Recientemente La Voz de Galicia hizo eco de la situación desesperada de un niño que sufre una enfermedad grave relatando que su curación pasa por la incorporación a un ensayo clínico para el que su familia recauda dinero (sic). Asimismo, este mismo medio propone la siguiente reflexión: ¿Es lógico tener que recurrir a una cuestación pública para salvar la vida de un niño?
Creo que este enfoque informativo induce a errores, puede crear falsas expectativas, o lo contrario, desaliento a los lectores y sobre todo a aquellos que están enfermos.
Un ensayo clínico no es una opción terapéutica a la desesperada. Es un experimento con seres humanos que trata de dilucidar si un nuevo fármaco, habitualmente aún no comercializado, es eficaz y seguro.

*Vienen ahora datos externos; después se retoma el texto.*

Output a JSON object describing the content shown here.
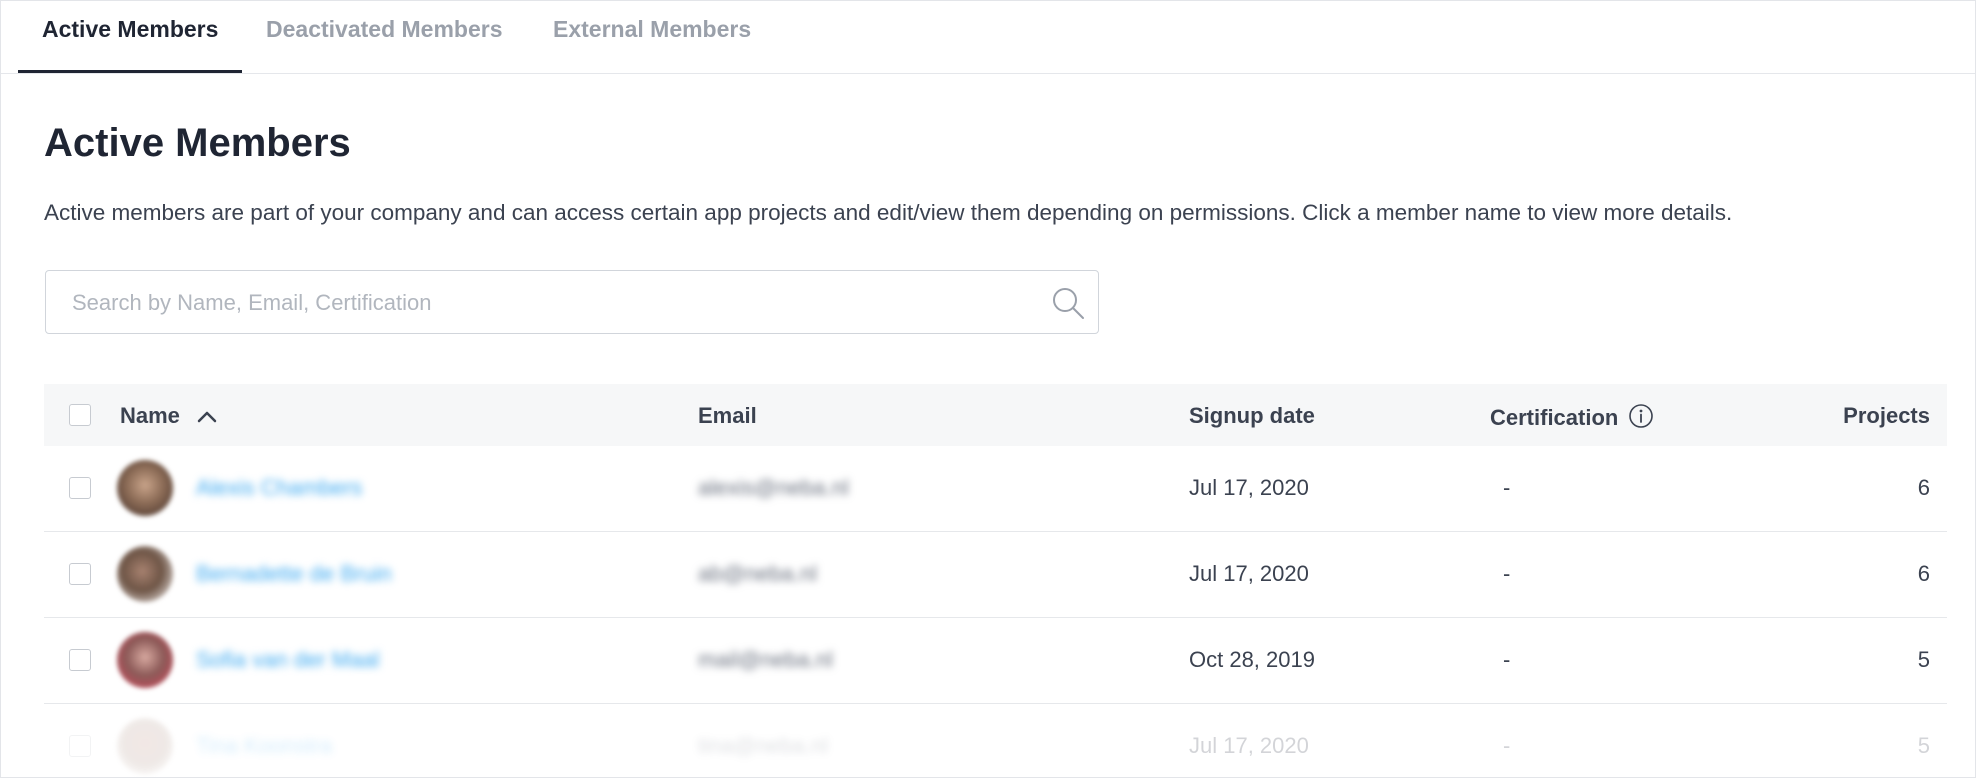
{
  "tabs": [
    {
      "label": "Active Members",
      "active": true
    },
    {
      "label": "Deactivated Members",
      "active": false
    },
    {
      "label": "External Members",
      "active": false
    }
  ],
  "page": {
    "title": "Active Members",
    "description": "Active members are part of your company and can access certain app projects and edit/view them depending on permissions. Click a member name to view more details."
  },
  "search": {
    "placeholder": "Search by Name, Email, Certification",
    "value": "",
    "icon": "search-icon"
  },
  "table": {
    "columns": {
      "name": "Name",
      "email": "Email",
      "signup": "Signup date",
      "certification": "Certification",
      "projects": "Projects"
    },
    "sort": {
      "column": "name",
      "direction": "ascending",
      "icon": "chevron-up-icon"
    },
    "rows": [
      {
        "name": "Alexis Chambers",
        "email": "alexis@neba.nl",
        "signup": "Jul 17, 2020",
        "certification": "-",
        "projects": "6",
        "avatar_color": "#8a6a55"
      },
      {
        "name": "Bernadette de Bruin",
        "email": "ab@neba.nl",
        "signup": "Jul 17, 2020",
        "certification": "-",
        "projects": "6",
        "avatar_color": "#6e5546"
      },
      {
        "name": "Sofia van der Maal",
        "email": "mail@neba.nl",
        "signup": "Oct 28, 2019",
        "certification": "-",
        "projects": "5",
        "avatar_color": "#8c5a58"
      },
      {
        "name": "Tina Koonstra",
        "email": "tina@neba.nl",
        "signup": "Jul 17, 2020",
        "certification": "-",
        "projects": "5",
        "avatar_color": "#b59c90"
      }
    ]
  },
  "colors": {
    "link": "#3da9f0",
    "text": "#1f2533",
    "muted": "#9aa0aa",
    "header_bg": "#f6f7f8"
  }
}
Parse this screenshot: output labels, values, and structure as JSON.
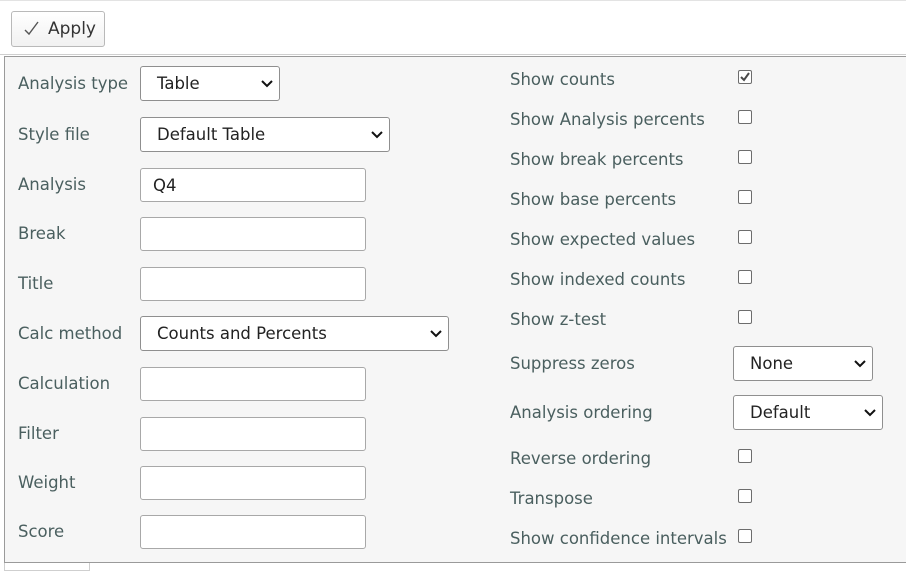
{
  "toolbar": {
    "apply_label": "Apply",
    "apply_icon": "check-icon"
  },
  "left": {
    "analysis_type": {
      "label": "Analysis type",
      "value": "Table"
    },
    "style_file": {
      "label": "Style file",
      "value": "Default Table"
    },
    "analysis": {
      "label": "Analysis",
      "value": "Q4"
    },
    "break": {
      "label": "Break",
      "value": ""
    },
    "title": {
      "label": "Title",
      "value": ""
    },
    "calc_method": {
      "label": "Calc method",
      "value": "Counts and Percents"
    },
    "calculation": {
      "label": "Calculation",
      "value": ""
    },
    "filter": {
      "label": "Filter",
      "value": ""
    },
    "weight": {
      "label": "Weight",
      "value": ""
    },
    "score": {
      "label": "Score",
      "value": ""
    }
  },
  "right": {
    "show_counts": {
      "label": "Show counts",
      "checked": true
    },
    "show_analysis_percents": {
      "label": "Show Analysis percents",
      "checked": false
    },
    "show_break_percents": {
      "label": "Show break percents",
      "checked": false
    },
    "show_base_percents": {
      "label": "Show base percents",
      "checked": false
    },
    "show_expected_values": {
      "label": "Show expected values",
      "checked": false
    },
    "show_indexed_counts": {
      "label": "Show indexed counts",
      "checked": false
    },
    "show_z_test": {
      "label": "Show z-test",
      "checked": false
    },
    "suppress_zeros": {
      "label": "Suppress zeros",
      "value": "None"
    },
    "analysis_ordering": {
      "label": "Analysis ordering",
      "value": "Default"
    },
    "reverse_ordering": {
      "label": "Reverse ordering",
      "checked": false
    },
    "transpose": {
      "label": "Transpose",
      "checked": false
    },
    "show_confidence_intervals": {
      "label": "Show confidence intervals",
      "checked": false
    }
  },
  "colors": {
    "label": "#4a5f5f",
    "panel_bg": "#f6f6f6",
    "border": "#9a9a9a"
  }
}
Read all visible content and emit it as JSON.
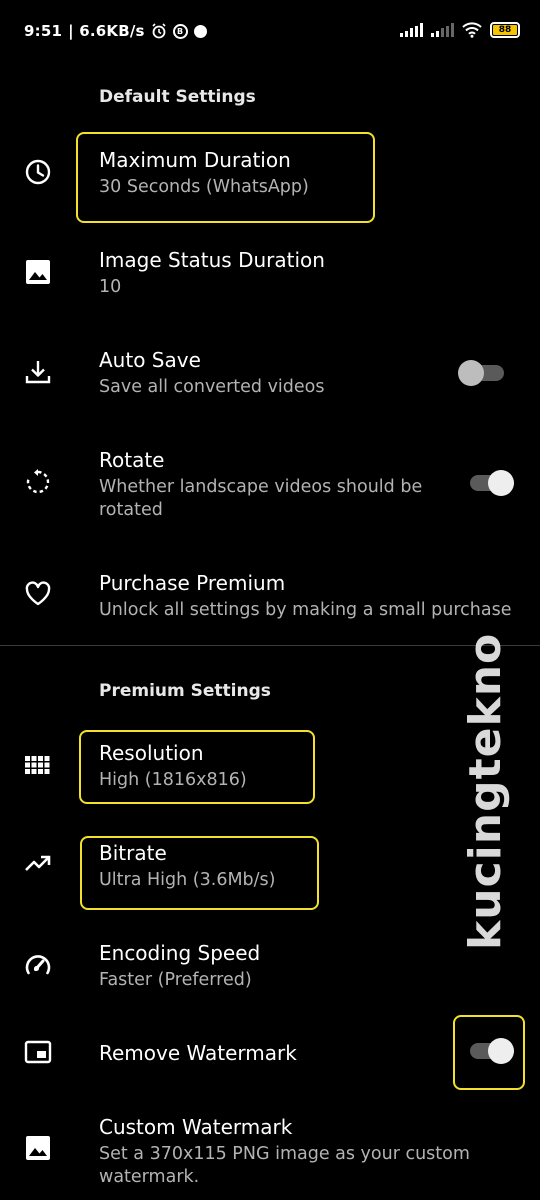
{
  "status_bar": {
    "time": "9:51",
    "network_speed": "| 6.6KB/s",
    "battery_level": "88",
    "icons": [
      "alarm-icon",
      "b-icon",
      "chat-bubble-icon",
      "signal-icon",
      "signal-icon",
      "wifi-icon",
      "battery-icon"
    ]
  },
  "default_section": {
    "header": "Default Settings",
    "items": [
      {
        "title": "Maximum Duration",
        "summary": "30 Seconds (WhatsApp)",
        "icon": "clock-icon"
      },
      {
        "title": "Image Status Duration",
        "summary": "10",
        "icon": "image-icon"
      },
      {
        "title": "Auto Save",
        "summary": "Save all converted videos",
        "icon": "download-icon",
        "toggle": "off"
      },
      {
        "title": "Rotate",
        "summary": "Whether landscape videos should be rotated",
        "icon": "rotate-icon",
        "toggle": "on"
      },
      {
        "title": "Purchase Premium",
        "summary": "Unlock all settings by making a small purchase",
        "icon": "heart-icon"
      }
    ]
  },
  "premium_section": {
    "header": "Premium Settings",
    "items": [
      {
        "title": "Resolution",
        "summary": "High (1816x816)",
        "icon": "grid-icon"
      },
      {
        "title": "Bitrate",
        "summary": "Ultra High (3.6Mb/s)",
        "icon": "trending-up-icon"
      },
      {
        "title": "Encoding Speed",
        "summary": "Faster (Preferred)",
        "icon": "speedometer-icon"
      },
      {
        "title": "Remove Watermark",
        "icon": "picture-in-picture-icon",
        "toggle": "on"
      },
      {
        "title": "Custom Watermark",
        "summary": "Set a 370x115 PNG image as your custom watermark.",
        "icon": "image-icon"
      }
    ]
  },
  "watermark_text": "kucingtekno",
  "colors": {
    "background": "#000000",
    "highlight": "#f2e12a",
    "summary_text": "#b3b3b3"
  }
}
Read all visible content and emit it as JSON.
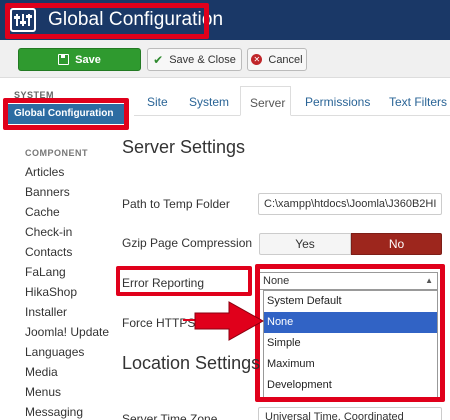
{
  "header": {
    "title": "Global Configuration",
    "logo_icon": "joomla-sliders-icon"
  },
  "toolbar": {
    "save_label": "Save",
    "save_close_label": "Save & Close",
    "cancel_label": "Cancel",
    "save_color": "#2f9a2f"
  },
  "sidebar": {
    "system_label": "SYSTEM",
    "global_item": "Global Configuration",
    "component_label": "COMPONENT",
    "items": [
      "Articles",
      "Banners",
      "Cache",
      "Check-in",
      "Contacts",
      "FaLang",
      "HikaShop",
      "Installer",
      "Joomla! Update",
      "Languages",
      "Media",
      "Menus",
      "Messaging"
    ]
  },
  "tabs": {
    "items": [
      "Site",
      "System",
      "Server",
      "Permissions",
      "Text Filters"
    ],
    "active": "Server"
  },
  "server": {
    "title": "Server Settings",
    "temp_folder_label": "Path to Temp Folder",
    "temp_folder_value": "C:\\xampp\\htdocs\\Joomla\\J360B2HI",
    "gzip_label": "Gzip Page Compression",
    "gzip_yes": "Yes",
    "gzip_no": "No",
    "error_label": "Error Reporting",
    "error_value": "None",
    "error_options": [
      "System Default",
      "None",
      "Simple",
      "Maximum",
      "Development"
    ],
    "error_selected": "None",
    "https_label": "Force HTTPS"
  },
  "location": {
    "title": "Location Settings",
    "timezone_label": "Server Time Zone",
    "timezone_value": "Universal Time, Coordinated"
  },
  "colors": {
    "header": "#1a3867",
    "highlight": "#e0001b",
    "selected_option": "#3163c5",
    "no_active": "#9d261d"
  }
}
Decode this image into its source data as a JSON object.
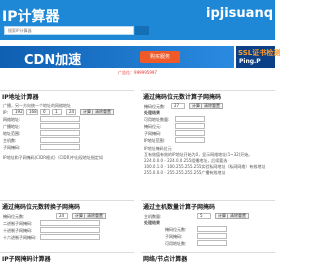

Se lleva a cabo reclutando a pacientes voluntarios con los que normalmente se establecen dos grupos al azar. A uno de ellos se le administra alguno de los fármacos ya existentes para el problema de salud que se está investigando, lo que se denomina práctica clínica habitual, y al otro grupo, el nuevo compuesto. Se trata de comparar cuál de las dos opciones ofrece más ventajas.
Investigar con seres humanos tiene unas implicaciones de un enorme calado ético que se deben tener en cuenta. Es un mal menor. Probablemente sea la única actividad en la que se admite considerar a la persona como un medio y no como un fin. De ahí que sea imprescindible un control muy riguroso de sus condiciones para así proteger la vulnerabilidad y la dignidad de los individuos que aceptan participar en ellos.
Una de las grandes preocupaciones es que el voluntario no confunda asistencia con investigación. La asistencia tiene como fin prevenir, curar y cuidar mientras que el objetivo primario de la investigación es generar conocimiento. No en pocas ocasiones los pacientes captados para un ensayo clínico sufren lo que se denomina therapeutic misconception o equívoco terapéutico. Creen que están siendo tratados cuando en realidad están siendo investigados.
Por ello, para que el ensayo clínico sea éticamente admisible, el voluntario debe tener claro que el protocolo no está diseñado para beneficiarle a él en concreto sino que trata de recabar información que puede ser útil a los pacientes del futuro.
Además, debe comprender que formar parte de un ensayo implica una mayor incertidumbre del riesgo y los beneficios que la práctica clínica habitual. Esto puede ser muy complicado en personas con enfermedades graves, con muy mal pronóstico a corto plazo ya que se agarran a un clavo ardiendo y tienen una infundada esperanza de obtener el mejor resultado personal, lo que las convierte en especialmente vulnerables.
Por otra parte, también hay que tener en cuenta que la participación en un ensayo clínico es un acto de filantropía. Debe ser altruista, no se permite el incentivo económico. Ahora bien, por razones obvias, tampoco es admisible que al voluntario le cueste dinero su participación. La legislación y los comités de ética de la investigación garantizan que el promotor del ensayo se haga cargo de todos los costes, incluyendo los derivados de los desplazamientos y de las pérdidas de la productividad laboral.
Por eso, tampoco se entiende que sea necesaria una «cuestación», término que, tal como indica el Diccionario de la Real Academia Española, quiere decir petición o demanda de limosna para un objeto piadoso o benéfico.